A little-noticed filing towards the end of last month said it all. Hong Kong-listed Macao Success, a HK$1bn regional tour operator formerly known as Travel Success, is changing its name again. Call it Success Universe Group, please. Association with the world's biggest gambling hub used to confer a certain glamour. Now the connotations – profligacy, over-stretch – are growing less desirable. Casino revenues across Macao, down 12 per cent in the first half, are heading for their first year-on-year loss. VIP baccarat, responsible for about two-thirds of takings, was down almost a fifth.

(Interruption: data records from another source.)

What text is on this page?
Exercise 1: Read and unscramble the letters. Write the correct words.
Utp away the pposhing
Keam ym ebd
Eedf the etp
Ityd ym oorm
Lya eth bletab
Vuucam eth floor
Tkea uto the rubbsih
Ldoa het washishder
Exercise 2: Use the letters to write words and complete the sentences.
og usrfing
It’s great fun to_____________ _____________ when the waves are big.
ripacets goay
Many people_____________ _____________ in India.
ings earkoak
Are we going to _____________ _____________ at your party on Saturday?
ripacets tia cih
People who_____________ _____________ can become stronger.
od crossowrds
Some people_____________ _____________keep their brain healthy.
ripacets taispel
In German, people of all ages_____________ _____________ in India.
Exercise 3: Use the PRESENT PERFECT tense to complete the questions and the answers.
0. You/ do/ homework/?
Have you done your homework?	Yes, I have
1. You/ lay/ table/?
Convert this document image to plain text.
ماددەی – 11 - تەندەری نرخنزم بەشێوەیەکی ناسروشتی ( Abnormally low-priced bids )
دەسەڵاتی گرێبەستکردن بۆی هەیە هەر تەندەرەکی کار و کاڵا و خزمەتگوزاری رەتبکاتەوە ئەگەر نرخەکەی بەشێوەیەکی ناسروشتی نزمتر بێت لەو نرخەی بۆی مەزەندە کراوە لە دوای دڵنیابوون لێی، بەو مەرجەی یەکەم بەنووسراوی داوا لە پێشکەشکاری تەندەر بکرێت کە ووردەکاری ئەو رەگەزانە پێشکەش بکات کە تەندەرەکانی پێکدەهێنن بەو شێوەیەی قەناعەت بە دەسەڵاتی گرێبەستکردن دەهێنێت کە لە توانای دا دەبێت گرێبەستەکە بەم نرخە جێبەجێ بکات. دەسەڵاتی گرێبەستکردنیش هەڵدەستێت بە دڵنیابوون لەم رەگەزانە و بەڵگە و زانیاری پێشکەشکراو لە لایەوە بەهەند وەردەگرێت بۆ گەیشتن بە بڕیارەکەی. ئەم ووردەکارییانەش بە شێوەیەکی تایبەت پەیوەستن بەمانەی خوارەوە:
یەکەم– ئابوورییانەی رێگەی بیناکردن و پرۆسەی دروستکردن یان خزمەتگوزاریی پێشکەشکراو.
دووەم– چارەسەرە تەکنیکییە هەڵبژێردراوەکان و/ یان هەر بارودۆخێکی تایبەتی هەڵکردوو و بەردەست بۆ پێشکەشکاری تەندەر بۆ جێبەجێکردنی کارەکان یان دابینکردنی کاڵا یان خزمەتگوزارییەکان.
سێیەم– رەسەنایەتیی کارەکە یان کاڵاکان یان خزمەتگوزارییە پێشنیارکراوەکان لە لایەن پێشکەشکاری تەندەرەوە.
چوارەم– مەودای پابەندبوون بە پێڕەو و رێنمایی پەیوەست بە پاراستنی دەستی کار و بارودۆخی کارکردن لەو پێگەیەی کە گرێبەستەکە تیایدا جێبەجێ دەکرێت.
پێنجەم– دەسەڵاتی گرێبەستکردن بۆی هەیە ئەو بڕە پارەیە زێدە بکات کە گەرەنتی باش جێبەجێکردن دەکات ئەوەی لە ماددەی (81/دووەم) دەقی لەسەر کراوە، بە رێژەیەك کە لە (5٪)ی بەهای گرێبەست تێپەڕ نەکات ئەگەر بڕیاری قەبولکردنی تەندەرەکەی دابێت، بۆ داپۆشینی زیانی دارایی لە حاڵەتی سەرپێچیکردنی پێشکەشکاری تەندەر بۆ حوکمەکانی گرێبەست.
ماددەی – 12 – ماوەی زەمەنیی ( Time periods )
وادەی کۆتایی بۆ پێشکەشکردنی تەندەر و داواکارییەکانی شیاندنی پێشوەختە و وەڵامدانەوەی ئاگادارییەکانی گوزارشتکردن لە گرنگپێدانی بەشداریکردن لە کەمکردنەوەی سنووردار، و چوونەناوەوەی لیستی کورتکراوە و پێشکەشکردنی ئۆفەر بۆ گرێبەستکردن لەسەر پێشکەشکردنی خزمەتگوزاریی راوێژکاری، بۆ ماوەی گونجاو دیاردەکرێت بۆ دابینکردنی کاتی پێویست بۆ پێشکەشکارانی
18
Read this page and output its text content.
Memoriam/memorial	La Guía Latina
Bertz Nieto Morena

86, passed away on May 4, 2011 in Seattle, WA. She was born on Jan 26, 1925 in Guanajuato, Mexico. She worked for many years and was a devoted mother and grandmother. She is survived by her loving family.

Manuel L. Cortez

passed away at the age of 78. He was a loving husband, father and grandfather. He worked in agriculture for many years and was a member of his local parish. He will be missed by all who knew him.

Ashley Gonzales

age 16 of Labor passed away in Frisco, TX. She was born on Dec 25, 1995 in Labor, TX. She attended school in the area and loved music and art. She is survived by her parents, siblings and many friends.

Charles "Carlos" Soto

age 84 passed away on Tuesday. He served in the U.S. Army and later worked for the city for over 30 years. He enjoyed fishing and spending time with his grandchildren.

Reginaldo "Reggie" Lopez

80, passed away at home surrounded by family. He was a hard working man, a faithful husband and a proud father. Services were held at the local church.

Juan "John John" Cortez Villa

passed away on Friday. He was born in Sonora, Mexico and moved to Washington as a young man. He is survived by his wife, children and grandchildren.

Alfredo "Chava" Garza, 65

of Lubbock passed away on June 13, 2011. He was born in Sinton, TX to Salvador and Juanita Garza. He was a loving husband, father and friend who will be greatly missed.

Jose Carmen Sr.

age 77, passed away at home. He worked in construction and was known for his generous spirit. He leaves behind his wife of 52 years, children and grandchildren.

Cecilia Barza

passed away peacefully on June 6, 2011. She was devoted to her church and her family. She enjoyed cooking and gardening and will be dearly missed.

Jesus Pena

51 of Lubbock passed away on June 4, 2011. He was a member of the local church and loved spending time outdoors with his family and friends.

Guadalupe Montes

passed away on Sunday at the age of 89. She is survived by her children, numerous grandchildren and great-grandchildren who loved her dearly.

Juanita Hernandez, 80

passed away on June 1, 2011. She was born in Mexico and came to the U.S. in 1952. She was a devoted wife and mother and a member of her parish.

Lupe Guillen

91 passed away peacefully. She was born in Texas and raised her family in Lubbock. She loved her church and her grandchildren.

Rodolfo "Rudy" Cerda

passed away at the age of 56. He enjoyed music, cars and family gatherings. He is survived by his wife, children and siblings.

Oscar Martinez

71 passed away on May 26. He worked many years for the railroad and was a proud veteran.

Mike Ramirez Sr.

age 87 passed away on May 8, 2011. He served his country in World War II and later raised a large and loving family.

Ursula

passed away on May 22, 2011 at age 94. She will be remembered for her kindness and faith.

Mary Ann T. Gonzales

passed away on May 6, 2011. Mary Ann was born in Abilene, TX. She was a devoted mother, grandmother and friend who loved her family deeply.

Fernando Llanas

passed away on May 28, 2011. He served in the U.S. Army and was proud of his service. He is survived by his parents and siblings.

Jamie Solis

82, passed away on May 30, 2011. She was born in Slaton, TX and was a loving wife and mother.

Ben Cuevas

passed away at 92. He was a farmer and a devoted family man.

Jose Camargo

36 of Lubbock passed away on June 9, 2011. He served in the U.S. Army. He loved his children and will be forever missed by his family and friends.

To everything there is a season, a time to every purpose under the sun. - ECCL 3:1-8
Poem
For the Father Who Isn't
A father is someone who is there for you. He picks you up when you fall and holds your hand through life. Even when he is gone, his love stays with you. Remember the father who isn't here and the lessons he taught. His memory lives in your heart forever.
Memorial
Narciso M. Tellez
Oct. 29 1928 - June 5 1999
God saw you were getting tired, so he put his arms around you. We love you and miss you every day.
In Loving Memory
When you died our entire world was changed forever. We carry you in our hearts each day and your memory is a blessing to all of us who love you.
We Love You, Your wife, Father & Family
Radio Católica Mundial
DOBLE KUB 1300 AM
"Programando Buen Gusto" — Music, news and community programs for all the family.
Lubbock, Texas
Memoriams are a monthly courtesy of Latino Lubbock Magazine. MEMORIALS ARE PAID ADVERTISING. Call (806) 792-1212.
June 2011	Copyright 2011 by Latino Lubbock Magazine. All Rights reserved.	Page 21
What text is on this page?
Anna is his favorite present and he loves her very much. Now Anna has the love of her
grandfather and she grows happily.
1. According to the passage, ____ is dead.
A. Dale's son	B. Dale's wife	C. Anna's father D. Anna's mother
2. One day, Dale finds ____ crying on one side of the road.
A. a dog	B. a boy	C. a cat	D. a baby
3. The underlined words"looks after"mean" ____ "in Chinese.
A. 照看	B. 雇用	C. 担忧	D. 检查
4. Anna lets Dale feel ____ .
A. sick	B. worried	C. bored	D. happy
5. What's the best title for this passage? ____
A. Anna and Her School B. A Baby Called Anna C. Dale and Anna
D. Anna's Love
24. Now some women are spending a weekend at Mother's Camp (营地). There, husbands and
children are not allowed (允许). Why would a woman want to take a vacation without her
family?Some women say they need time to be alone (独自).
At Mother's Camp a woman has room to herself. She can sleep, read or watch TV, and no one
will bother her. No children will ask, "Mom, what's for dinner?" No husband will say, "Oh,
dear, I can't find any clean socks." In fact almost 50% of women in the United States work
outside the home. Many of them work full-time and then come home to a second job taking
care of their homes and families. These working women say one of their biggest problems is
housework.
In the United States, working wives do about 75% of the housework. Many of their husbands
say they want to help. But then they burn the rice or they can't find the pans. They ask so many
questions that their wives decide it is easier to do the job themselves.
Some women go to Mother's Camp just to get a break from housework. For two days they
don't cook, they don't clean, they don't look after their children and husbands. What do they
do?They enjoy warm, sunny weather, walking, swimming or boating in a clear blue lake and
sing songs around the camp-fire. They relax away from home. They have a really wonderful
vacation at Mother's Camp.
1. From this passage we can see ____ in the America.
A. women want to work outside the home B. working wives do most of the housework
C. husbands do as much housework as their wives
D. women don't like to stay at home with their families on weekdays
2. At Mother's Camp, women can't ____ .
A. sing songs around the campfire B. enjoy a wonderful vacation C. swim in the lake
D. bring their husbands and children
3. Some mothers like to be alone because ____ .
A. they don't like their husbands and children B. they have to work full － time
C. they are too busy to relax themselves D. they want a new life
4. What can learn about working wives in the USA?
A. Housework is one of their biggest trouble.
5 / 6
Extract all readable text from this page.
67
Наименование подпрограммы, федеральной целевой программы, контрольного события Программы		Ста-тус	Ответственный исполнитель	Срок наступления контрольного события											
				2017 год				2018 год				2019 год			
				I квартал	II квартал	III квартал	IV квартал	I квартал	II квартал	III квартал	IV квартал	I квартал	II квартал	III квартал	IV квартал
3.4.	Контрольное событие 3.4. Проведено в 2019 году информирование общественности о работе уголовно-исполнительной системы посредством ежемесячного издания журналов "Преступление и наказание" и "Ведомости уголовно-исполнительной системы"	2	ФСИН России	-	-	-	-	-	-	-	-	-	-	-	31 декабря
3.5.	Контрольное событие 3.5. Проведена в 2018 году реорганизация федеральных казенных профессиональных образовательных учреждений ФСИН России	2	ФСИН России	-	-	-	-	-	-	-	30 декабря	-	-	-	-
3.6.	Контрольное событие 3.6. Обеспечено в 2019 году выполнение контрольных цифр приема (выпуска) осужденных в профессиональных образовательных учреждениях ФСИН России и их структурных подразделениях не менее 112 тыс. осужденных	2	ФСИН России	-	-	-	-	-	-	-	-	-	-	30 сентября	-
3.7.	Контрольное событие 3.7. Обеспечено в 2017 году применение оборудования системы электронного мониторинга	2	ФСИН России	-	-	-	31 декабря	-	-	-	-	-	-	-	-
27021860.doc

Against some tough comparables – a clampdown on visas from mainland China began last June – and a very weak global backdrop, that may not seem disastrous. Annualised, those revenues would still top 2007. But the problem for concessionaires is much larger cost bases to service. City of Dreams, Melco Crown Entertainment's rival to Las Vegas Sands' Venetian on the Cotai strip, just bumped up total table numbers by about 14 per cent. Another 8 per cent should come by the end of the year. Heavily indebted operators, many with earnings-related bank covenants, are already resorting to freebies and rebates to protect market share. City of Dreams' average daily mass-market takings in its first month were just over a third of the Venetian's daily haul in the first quarter.
A sharp second-half recovery in traffic seems unlikely. Of the 7m Chinese who visited Macao on individual visit visas last year, about four-fifths came from export-led Guangdong, one of China's hardest-hit provinces. And with Macanese unemployment contained by the surge in capacity, Beijing is unlikely to relax visa restrictions designed to limit visits from the mainland soon. Meanwhile, at the margin, two new casinos in Singapore and one in Manila won't help. Four of the big six operators should make a loss this year. Who said the house always wins?